Q4 Compiler backend retrospective

Recap

We set out our priority list of goals at the beginning of the quarter, intentionally longer than we expected to achieve. A subset of these were:

Comp95 - Post MVP tasks
- This is the umbrella KR for all the 5.0 activities that have happened since the merge. Bug fixes, design improvements, documentation etc.
KR: Resurrect prefetching (Comp106)
- Very likely to be a big positive performance impact
- Required for this is to do very careful profiling. Stephen Dolan initially implemented this. There is a microbenchmark linked from the original PR but there was also a call for more benchmarking.
- Largely @fabrice
KR: Pre-requisites for profiling allocator (Comp107)
- Recording of memory traces via statmemprof (with sample rate turned up to 1.0)
- Replay in progress, will probably switch to using a C implementation
- Test cases: Irmin, need to coordinate with JS to get traces from them
  - Is 'stock' statmemprof right? Does that leak too much info? If so, can we do something a bit simpler?
- @tjr
KR: Cross compilation (Comp110)
- Long-term project!
- Sebastian to lead

Progress

Comp95 - Post MVP tasks

This goal is very close to being finished - tomorrow, if all goes well! As expected this highest priority task pre-empted any other goals, and ended up taking a large amount of @engil's time, and most of @sadiqj's limited time. I believe this has been very successful.

Comp106 - Resurrect prefetching

We began the quarter with a working port of the prefetcher from 4.x. However, the performance improvement of this work didn't match that seen when it was first implemented by Stephen Dolan, according to the microbenchmark included in that first PR. The work this quarter has been to dig into this and find out exactly why this was the case, and to investigate several options to see if we can squeeze any more performance out of it.

In general performance engineering is tricky, not obvious, and seemingly minor changes can often lead to large changes in outcome. As such it's an area where experience is critical, and so building our team's knowledge in this area is very important for the future. @fabbing has met with @sadiqj and got several suggestions for potential improvements that might be made, but I understand that none of these had a significant impact. He also got some suggestions from @stedolan, which have been worked on recently, and they are both working together on this today. I anticipate some more weeks work on this, but not much more than that.

Comp107 - Pre-requisites for profiling allocator

This KR was more loosely defined.

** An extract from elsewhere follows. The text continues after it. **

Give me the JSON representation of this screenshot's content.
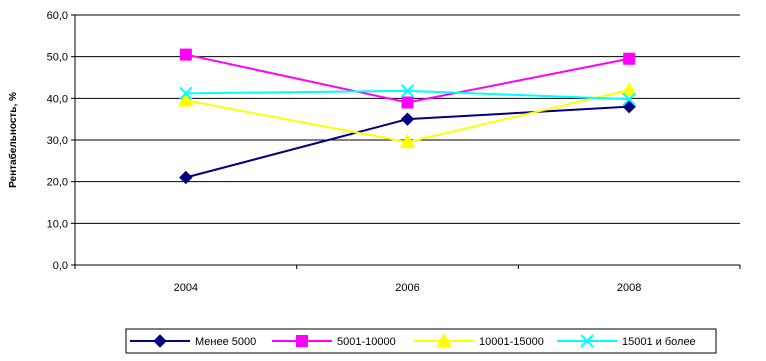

The goal is to know whether we need to spend time reimplementing the best-fit allocator for 5.x or whether the current allocator is "sufficient", for some definition of "sufficient". The aim is to provide Jane Street with an early way to make this definition concrete.

At the beginning of the quarter the idea was to take traces from memtrace on 4.12 on Jane Street's internal code, and to run them on the 5.0 allocator directly. After some discussions with @sadiqj, @tom_ridge, @stedolan and @kc, we settled on a two-pronged approach, where we will

do statistical analysis of data from JS, and
backport the 5.x allocator to 4.14

The backport will allow JS to do internal testing of the new allocator and hopefully answer the question of whether the reimplementation of the best-fit allocator is needed or not. As of today, we've not received any data from JS, but we have some code to do the statistics. For the backport, @sadiq has provided a start that compiles and segfaults, and @engil has started doing some reading to get more familiar with what's necessary. This work will continue into Q1 next year.

Comp110 - Cross compilation

@seb joined the company in October and was given the task of making OCaml cross compilation a first-class feature. We currently have one rolling KR covering this, but he has been working on a roadmap for the complete cross-compilation support, and so in future we can expect a more fine-grained set of KRs to track this work. A lot of the work can be described as 'tidying' in order to make the subsequent work more tractable. The tasks required waere already well defined enough that @seb could immediately begin by continuing the work he was previously doing on the build system of OCaml. A large chunk of this has been merged already (unifying /tools/Makefile and /Makefile), and he has started work on breaking the dependency between dynlink and compiler-libs. Future steps will include:

improving ocamldep
- allowing separate build/source trees
- making it understand mll/mly/other files
- separating build/source trees
simplifying bootstrap
supporting out-of-source builds
removing bootstrap compiler dependency (ie, use a pre-installed ocaml)

These will be refined into KRs suitable for planning of Q1 and beyond.

Honorable mentions

TSAN

@fabbing worked with @otini on the TSAN implementation for user libraries for OCaml 5.0. While this wasn't on our original plan this was a useful collaboration as in-depth knowledge of how exceptions and effects work was required for this - and @fabbing, with his frame-pointers work and the tech-talk he gave is now one of the most knowledgable people within our organisation on this.